Black will work through April 17 and then serve in a consulting role to see the Chattanooga History Center through its opening, Butler said.
The museum had advertised for months that it was only a few hundred thousand short of its $10.5 million capital campaign goal. But in January, board members told the Times Free Press that the history center was more than $3 million shy of its goal -- news that surprised many donors.
On Friday, board treasurer Carl Henderson declined to comment on Black's departure. But Henderson, a local CPA, said new financial support has emerged since January: Cornerstone Community Bank has committed to a $1 million loan and the River City Co., which holds a $1.8 million mortgage on the museum's building near the Tennessee Aquarium, will extend a $500,000 loan.

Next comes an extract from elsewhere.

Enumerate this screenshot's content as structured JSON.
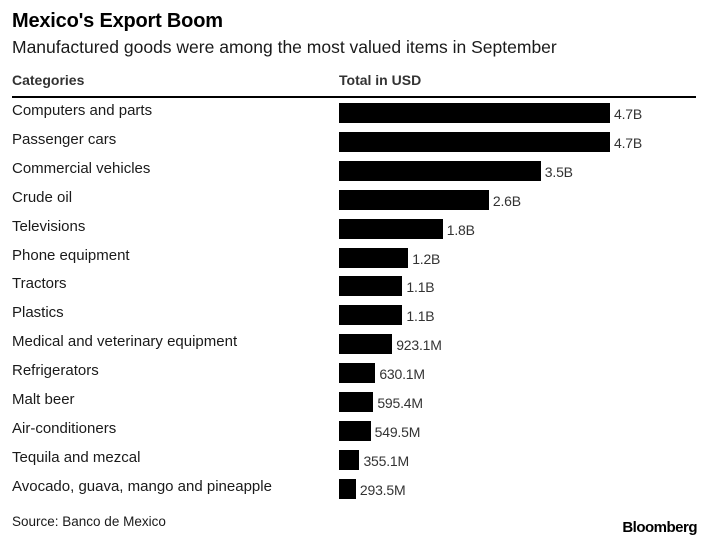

Henderson said current and former board members, along with other supporters, raised some $300,000 in a matter of days. And other financial institutions and foundations are finalizing plans to lend or donate the remainder of the money needed to fabricate and install the museum's exhibits.
Henderson said he could have the required funds together as soon as May, with final work to fill up the 11,000-square-foot empty shell of a museum beginning soon thereafter.
He said the Chattanooga History Center is in a considerably different position than it was two months ago.
"I think everybody is really doing everything they can to make it happen, where I felt like for months there was a lot of lip service, a lot of talk about it," Henderson said. "Nothing was really happening and we weren't really moving.
"We're going to get there. I can see the light at the end of this tunnel now."